Modern AI has multiple modes of perception. Perhaps the better way to think of AI today is a kind of probabilistic translator between media.

“Hand landmark detection” is implemented as a mapping from an image – a collection of pixels, each three numbers related a value of red, green, and blue – to a list of points representing positions of a human hand’s joints, also a set of numbers.

We ascribe a higher level meaning to this algorithm by saying “hand tracking,” as if the machine is perceiving the way humans do, but it’s still – to some extent – an artifice.

Perhaps the easiest gesture to detect with hand tracking algorithms that have meaning in human contexts is raising one’s hand.

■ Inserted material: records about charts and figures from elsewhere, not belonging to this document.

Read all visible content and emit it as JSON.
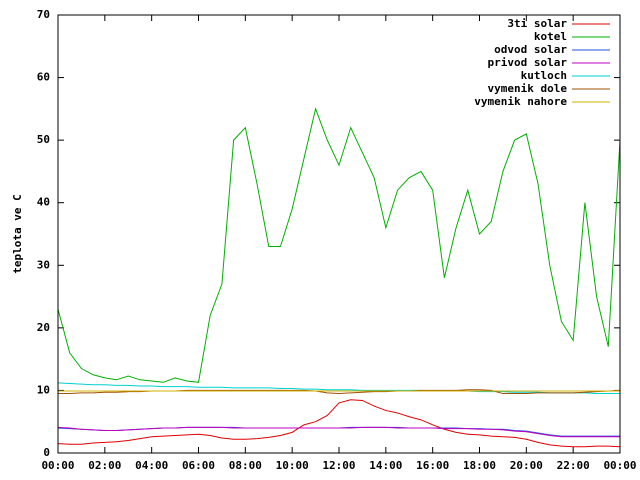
{
  "chart_data": {
    "type": "line",
    "ylabel": "teplota ve C",
    "x": [
      0,
      0.5,
      1,
      1.5,
      2,
      2.5,
      3,
      3.5,
      4,
      4.5,
      5,
      5.5,
      6,
      6.5,
      7,
      7.5,
      8,
      8.5,
      9,
      9.5,
      10,
      10.5,
      11,
      11.5,
      12,
      12.5,
      13,
      13.5,
      14,
      14.5,
      15,
      15.5,
      16,
      16.5,
      17,
      17.5,
      18,
      18.5,
      19,
      19.5,
      20,
      20.5,
      21,
      21.5,
      22,
      22.5,
      23,
      23.5,
      24
    ],
    "xlim": [
      0,
      24
    ],
    "xticks": [
      {
        "value": 0,
        "label": "00:00"
      },
      {
        "value": 2,
        "label": "02:00"
      },
      {
        "value": 4,
        "label": "04:00"
      },
      {
        "value": 6,
        "label": "06:00"
      },
      {
        "value": 8,
        "label": "08:00"
      },
      {
        "value": 10,
        "label": "10:00"
      },
      {
        "value": 12,
        "label": "12:00"
      },
      {
        "value": 14,
        "label": "14:00"
      },
      {
        "value": 16,
        "label": "16:00"
      },
      {
        "value": 18,
        "label": "18:00"
      },
      {
        "value": 20,
        "label": "20:00"
      },
      {
        "value": 22,
        "label": "22:00"
      },
      {
        "value": 24,
        "label": "00:00"
      }
    ],
    "ylim": [
      0,
      70
    ],
    "yticks": [
      0,
      10,
      20,
      30,
      40,
      50,
      60,
      70
    ],
    "grid": false,
    "legend": "top-right",
    "series": [
      {
        "name": "3ti solar",
        "color": "#e00000",
        "values": [
          1.5,
          1.4,
          1.4,
          1.6,
          1.7,
          1.8,
          2.0,
          2.3,
          2.6,
          2.7,
          2.8,
          2.9,
          3.0,
          2.8,
          2.4,
          2.2,
          2.2,
          2.3,
          2.5,
          2.8,
          3.3,
          4.5,
          5,
          6,
          8,
          8.5,
          8.4,
          7.5,
          6.8,
          6.4,
          5.8,
          5.3,
          4.5,
          3.8,
          3.3,
          3,
          2.9,
          2.7,
          2.6,
          2.5,
          2.2,
          1.7,
          1.3,
          1.1,
          1,
          1,
          1.1,
          1.1,
          1.0
        ]
      },
      {
        "name": "kotel",
        "color": "#00b000",
        "values": [
          23,
          16,
          13.5,
          12.5,
          12,
          11.7,
          12.3,
          11.7,
          11.5,
          11.3,
          12,
          11.5,
          11.3,
          22,
          27,
          50,
          52,
          43,
          33,
          33,
          39,
          47,
          55,
          50,
          46,
          52,
          48,
          44,
          36,
          42,
          44,
          45,
          42,
          28,
          36,
          42,
          35,
          37,
          45,
          50,
          51,
          43,
          30,
          21,
          18,
          40,
          25,
          17,
          50
        ]
      },
      {
        "name": "odvod solar",
        "color": "#2050e0",
        "values": [
          4.0,
          3.9,
          3.8,
          3.7,
          3.6,
          3.6,
          3.7,
          3.8,
          3.9,
          4.0,
          4.0,
          4.1,
          4.1,
          4.1,
          4.1,
          4.1,
          4.0,
          4.0,
          4.0,
          4.0,
          4.0,
          4.0,
          4.0,
          4.0,
          4.0,
          4.1,
          4.1,
          4.1,
          4.1,
          4.1,
          4.0,
          4.0,
          4.0,
          4.0,
          4.0,
          3.9,
          3.9,
          3.8,
          3.8,
          3.6,
          3.5,
          3.2,
          2.9,
          2.7,
          2.7,
          2.7,
          2.7,
          2.7,
          2.7
        ]
      },
      {
        "name": "privod solar",
        "color": "#c000c0",
        "values": [
          4.1,
          4.0,
          3.8,
          3.7,
          3.6,
          3.6,
          3.7,
          3.8,
          3.9,
          4.0,
          4.0,
          4.1,
          4.1,
          4.1,
          4.1,
          4.0,
          4.0,
          4.0,
          4.0,
          4.0,
          4.0,
          4.0,
          4.0,
          4.0,
          4.0,
          4.0,
          4.1,
          4.1,
          4.1,
          4.0,
          4.0,
          4.0,
          4.0,
          3.9,
          3.9,
          3.9,
          3.8,
          3.8,
          3.7,
          3.5,
          3.4,
          3.1,
          2.8,
          2.6,
          2.6,
          2.6,
          2.6,
          2.6,
          2.6
        ]
      },
      {
        "name": "kutloch",
        "color": "#00d0d0",
        "values": [
          11.2,
          11.1,
          11.0,
          10.9,
          10.9,
          10.8,
          10.8,
          10.7,
          10.7,
          10.6,
          10.6,
          10.6,
          10.5,
          10.5,
          10.5,
          10.4,
          10.4,
          10.4,
          10.4,
          10.3,
          10.3,
          10.2,
          10.2,
          10.1,
          10.1,
          10.1,
          10.0,
          10.0,
          10.0,
          10.0,
          10.0,
          10.0,
          9.9,
          9.9,
          9.9,
          9.9,
          9.8,
          9.8,
          9.8,
          9.7,
          9.7,
          9.7,
          9.6,
          9.6,
          9.6,
          9.6,
          9.5,
          9.5,
          9.5
        ]
      },
      {
        "name": "vymenik dole",
        "color": "#a05000",
        "values": [
          9.5,
          9.5,
          9.6,
          9.6,
          9.7,
          9.7,
          9.8,
          9.8,
          9.9,
          9.9,
          9.9,
          10.0,
          10.0,
          10.0,
          10.0,
          10.0,
          10.0,
          10.0,
          10.0,
          10.0,
          10.0,
          10.0,
          9.9,
          9.6,
          9.5,
          9.6,
          9.7,
          9.8,
          9.8,
          9.9,
          9.9,
          10.0,
          10.0,
          10.0,
          10.0,
          10.1,
          10.1,
          10.0,
          9.5,
          9.5,
          9.5,
          9.6,
          9.6,
          9.6,
          9.6,
          9.7,
          9.8,
          9.9,
          10.0
        ]
      },
      {
        "name": "vymenik nahore",
        "color": "#d0b000",
        "values": [
          9.9,
          9.9,
          9.9,
          9.9,
          9.9,
          9.9,
          9.9,
          9.9,
          9.9,
          9.9,
          9.9,
          9.9,
          9.9,
          9.9,
          9.9,
          9.9,
          9.9,
          9.9,
          9.9,
          9.9,
          9.9,
          9.9,
          9.9,
          9.9,
          9.9,
          9.9,
          9.9,
          9.9,
          9.9,
          9.9,
          9.9,
          9.9,
          9.9,
          9.9,
          9.9,
          9.9,
          9.9,
          9.9,
          9.9,
          9.9,
          9.9,
          9.9,
          9.9,
          9.9,
          9.9,
          9.9,
          9.9,
          9.9,
          9.9
        ]
      }
    ]
  }
}
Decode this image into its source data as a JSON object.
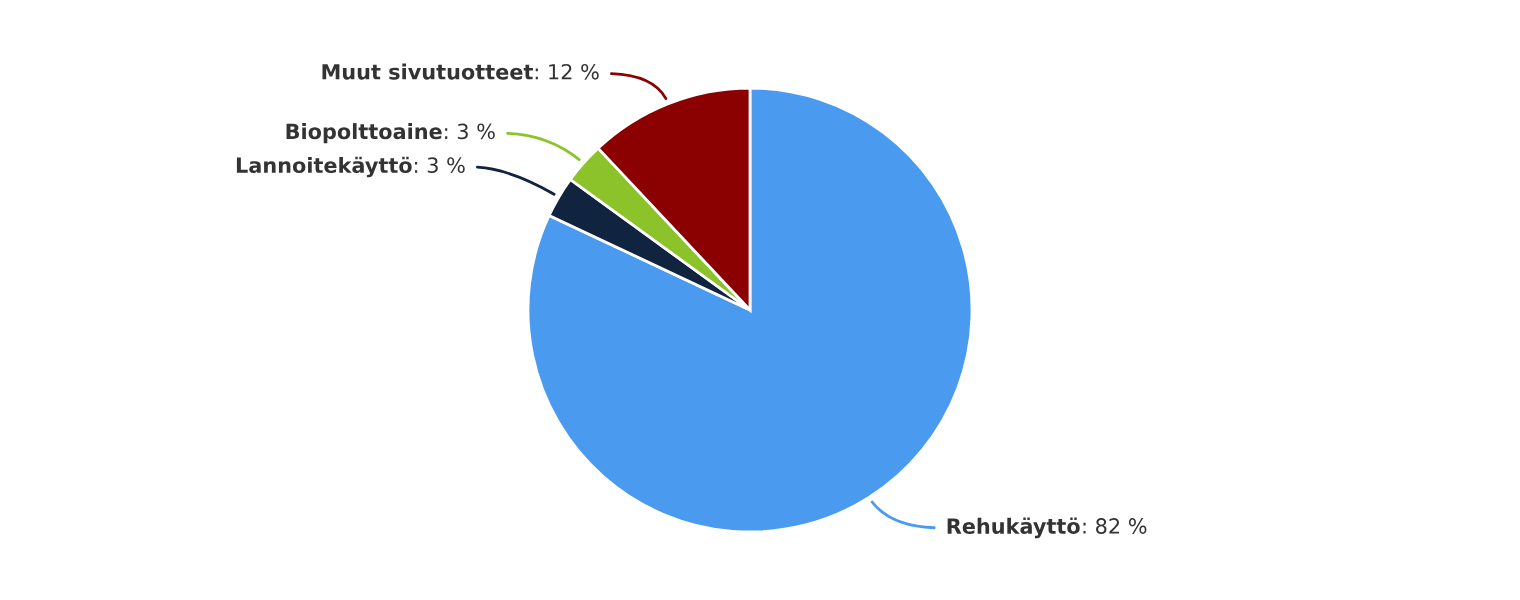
{
  "chart_data": {
    "type": "pie",
    "categories": [
      "Rehukäyttö",
      "Lannoitekäyttö",
      "Biopolttoaine",
      "Muut sivutuotteet"
    ],
    "values": [
      82,
      3,
      3,
      12
    ],
    "value_labels": [
      ": 82 %",
      ": 3 %",
      ": 3 %",
      ": 12 %"
    ],
    "colors": [
      "#4a9af0",
      "#10233f",
      "#8cc32a",
      "#8b0000"
    ],
    "legend": false
  }
}
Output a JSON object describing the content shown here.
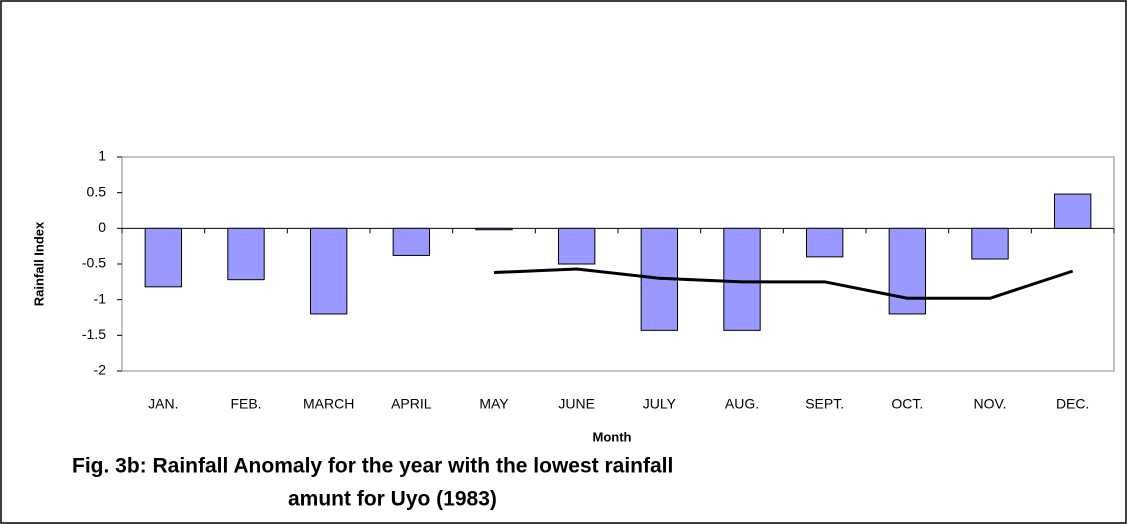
{
  "chart_data": {
    "type": "bar",
    "title": [
      "Fig. 3b: Rainfall Anomaly for the year with the lowest rainfall",
      "amunt for Uyo (1983)"
    ],
    "xlabel": "Month",
    "ylabel": "Rainfall Index",
    "categories": [
      "JAN.",
      "FEB.",
      "MARCH",
      "APRIL",
      "MAY",
      "JUNE",
      "JULY",
      "AUG.",
      "SEPT.",
      "OCT.",
      "NOV.",
      "DEC."
    ],
    "series": [
      {
        "type": "bar",
        "color": "#9999ff",
        "values": [
          -0.82,
          -0.72,
          -1.2,
          -0.38,
          -0.02,
          -0.5,
          -1.43,
          -1.43,
          -0.4,
          -1.2,
          -0.43,
          0.48
        ]
      },
      {
        "type": "line",
        "color": "#000000",
        "values": [
          null,
          null,
          null,
          null,
          -0.62,
          -0.57,
          -0.7,
          -0.75,
          -0.75,
          -0.98,
          -0.98,
          -0.6
        ]
      }
    ],
    "ylim": [
      -2,
      1
    ],
    "yticks": [
      1,
      0.5,
      0,
      -0.5,
      -1,
      -1.5,
      -2
    ]
  }
}
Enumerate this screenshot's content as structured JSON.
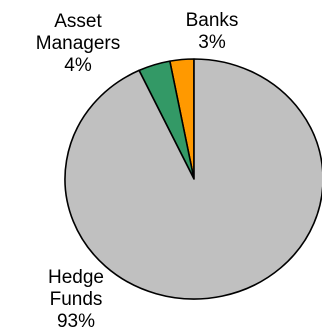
{
  "chart_data": {
    "type": "pie",
    "start": "top",
    "direction": "counterclockwise",
    "slices": [
      {
        "category": [
          "Banks"
        ],
        "value": 3,
        "value_label": "3%",
        "color": "#FF9900"
      },
      {
        "category": [
          "Asset",
          "Managers"
        ],
        "value": 4,
        "value_label": "4%",
        "color": "#339966"
      },
      {
        "category": [
          "Hedge",
          "Funds"
        ],
        "value": 93,
        "value_label": "93%",
        "color": "#C0C0C0"
      }
    ]
  }
}
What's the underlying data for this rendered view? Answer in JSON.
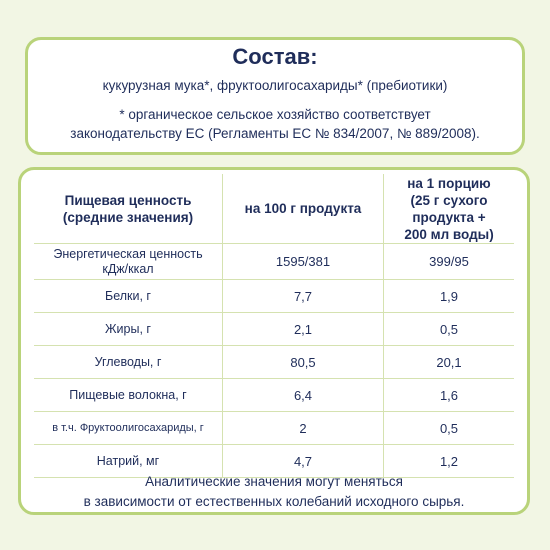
{
  "composition": {
    "title": "Состав:",
    "ingredients": "кукурузная мука*, фруктоолигосахариды* (пребиотики)",
    "note_line1": "* органическое сельское хозяйство соответствует",
    "note_line2": "законодательству ЕС (Регламенты ЕС № 834/2007, № 889/2008)."
  },
  "nutrition": {
    "headers": {
      "label_line1": "Пищевая ценность",
      "label_line2": "(средние значения)",
      "per100": "на 100 г продукта",
      "portion_line1": "на 1 порцию",
      "portion_line2": "(25 г сухого",
      "portion_line3": "продукта +",
      "portion_line4": "200 мл воды)"
    },
    "rows": [
      {
        "label_line1": "Энергетическая ценность",
        "label_line2": "кДж/ккал",
        "per100": "1595/381",
        "portion": "399/95"
      },
      {
        "label": "Белки, г",
        "per100": "7,7",
        "portion": "1,9"
      },
      {
        "label": "Жиры, г",
        "per100": "2,1",
        "portion": "0,5"
      },
      {
        "label": "Углеводы, г",
        "per100": "80,5",
        "portion": "20,1"
      },
      {
        "label": "Пищевые волокна, г",
        "per100": "6,4",
        "portion": "1,6"
      },
      {
        "label": "в т.ч. Фруктоолигосахариды, г",
        "per100": "2",
        "portion": "0,5"
      },
      {
        "label": "Натрий, мг",
        "per100": "4,7",
        "portion": "1,2"
      }
    ],
    "footnote_line1": "Аналитические значения могут меняться",
    "footnote_line2": "в зависимости от естественных колебаний исходного сырья."
  },
  "colors": {
    "background": "#f2f6e4",
    "border": "#b9d37a",
    "text": "#1f2d5a"
  }
}
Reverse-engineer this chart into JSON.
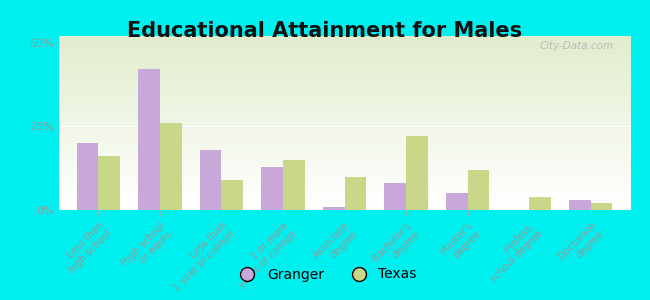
{
  "title": "Educational Attainment for Males",
  "categories": [
    "Less than\nhigh school",
    "High school\nor equiv.",
    "Less than\n1 year of college",
    "1 or more\nyears of college",
    "Associate\ndegree",
    "Bachelor's\ndegree",
    "Master's\ndegree",
    "Profess.\nschool degree",
    "Doctorate\ndegree"
  ],
  "granger_values": [
    20,
    42,
    18,
    13,
    1,
    8,
    5,
    0,
    3
  ],
  "texas_values": [
    16,
    26,
    9,
    15,
    10,
    22,
    12,
    4,
    2
  ],
  "granger_color": "#c8a8d8",
  "texas_color": "#c8d888",
  "background_color": "#00efef",
  "ylim": [
    0,
    52
  ],
  "yticks": [
    0,
    25,
    50
  ],
  "ytick_labels": [
    "0%",
    "25%",
    "50%"
  ],
  "legend_labels": [
    "Granger",
    "Texas"
  ],
  "bar_width": 0.35,
  "title_fontsize": 15,
  "tick_fontsize": 7,
  "legend_fontsize": 10
}
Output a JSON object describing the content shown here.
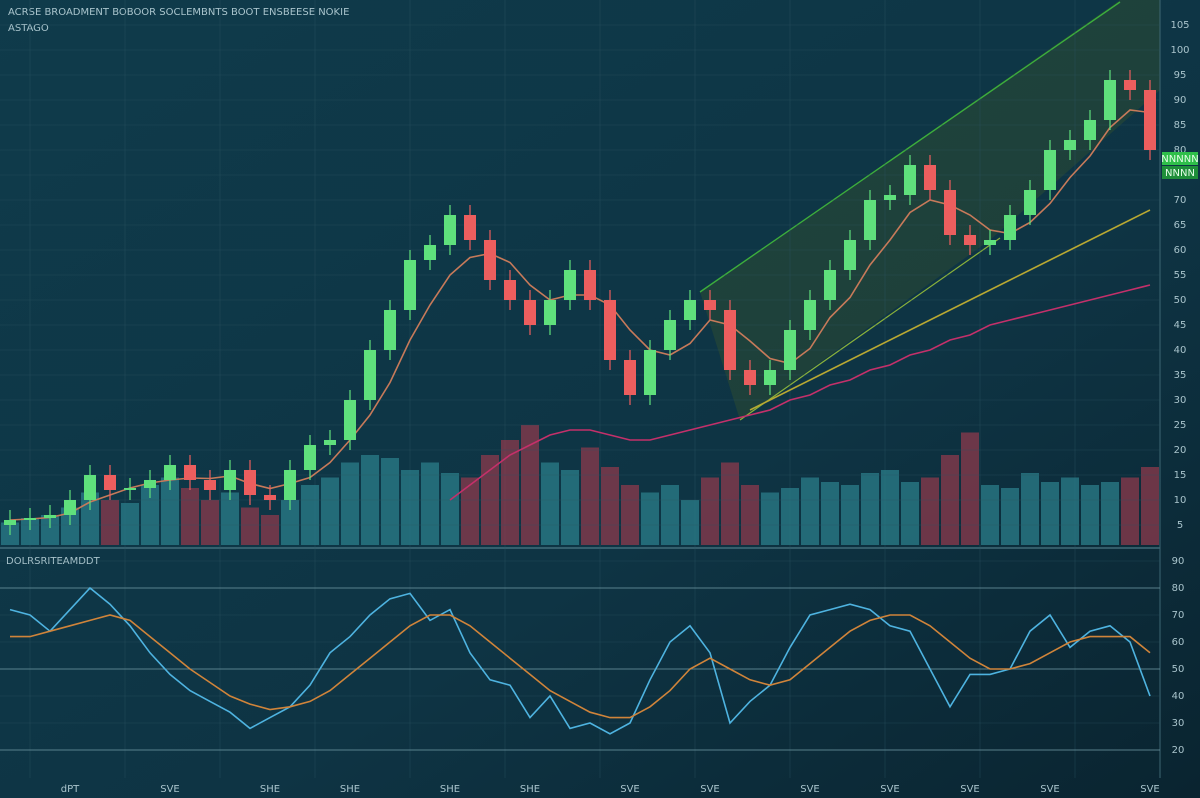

We might simplistically program a machine to recognize such a gesture like this:

if hand.position.y < camera.height / 2:
    play_sound('bell')

If our coordinate system has the origin at the upper-left corner of a camera’s view, we might position the camera such that any human in the view are below the midline: camera.height / 2. Then we could check for any hands crossing that line.

With AI, we can now express the same idea with a prompt:

If a hand appears in the upper half of the camera, consider it raised.
If someone raises their hand, play a bell sound.